GDPR three months on: Most consumers feel no better off

GDPR was designed to give consumers more control over their personal data, but three months after its introduction most don’t feel any better off.

It’s now three months since the General Data Protection Regulation (GDPR) came into effect and while consumers feel they have a better understanding of how companies are using their data most have seen no change to the overall experience they have with brands, according to new research commissioned by Marketing Week.

The survey of more than 1,000 consumers, which was conducted by Toluna, shows 57% of people feel they have a better understanding of how companies are using their personal data since GDPR was enforced on 25 May.

However, despite brands’ best efforts, just 27% of consumers believe their overall experience with brands is better.

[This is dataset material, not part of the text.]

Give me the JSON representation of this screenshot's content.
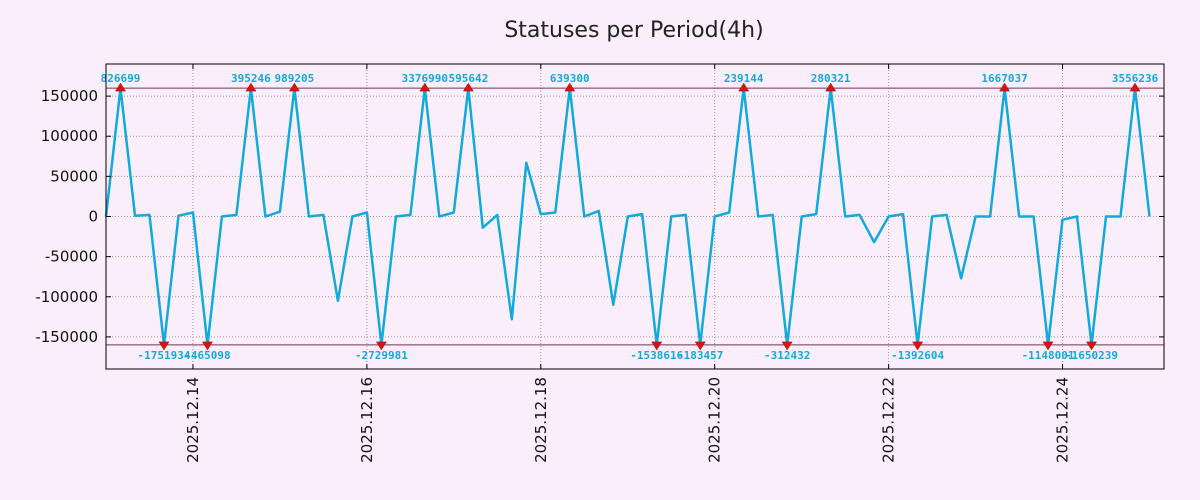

Most people (65%) believe GDPR has made no difference at all, while 8% suggest things have actually got worse.

More than third of consumers (36%) also believe companies have used their personal data without their consent since the introduction of GDPR, such as by sending them emails they’ve not signed up for.

READ MORE: Ben Davis – GDPR is here and, yes, user experience is still broken


While no business has been found in breach of the new law yet, given the fines associated with ignoring the regulation it’s concerning that a fifth of respondents (21%) believe they have seen companies acting illegally.

This should ring alarm bells for brands that either don’t fully understand the regulation or are choosing to ignore it, as the overwhelming majority of consumers (90%) that think they’ve witnessed brands acting unlawfully now trust these brands less, with half suggesting they will no longer buy products and services from that company as a result.

Given 54% of respondents say they’re not sure whether they’ve seen any companies breaching the regulation, its suggests consumers are still not entirely clear about their rights, despite the fact 92% are aware of GDPR. The Information Commissioner’s Office was criticised in the run up to 25 May for not doing enough to inform consumers about their data rights ahead of GDPR coming into force.

READ MORE: Harry Lang – Where’s the GDPR campaign to tell consumers about their data rights?

On a more positive note, just over half (51%) of respondents believe it is easier to tell companies how they want their data to be used, whether that’s by opting out of emails or changing cookie settings, compared to just 13% who find it harder following the introduction of GDPR.

Looking at specific channels, it’s encouraging to see that 41% of consumers have seen an improvement in the way brands communicate with them via email following the introduction of GDPR, but most (52%) have seen no change.

Similarly, while a quarter of consumers have seen an improvement on websites where they’ve given brands permission to use cookies to track them, 18% believe it has actually made those sites worse to use. But half of respondents (53%) say it has made no difference to their experience at all.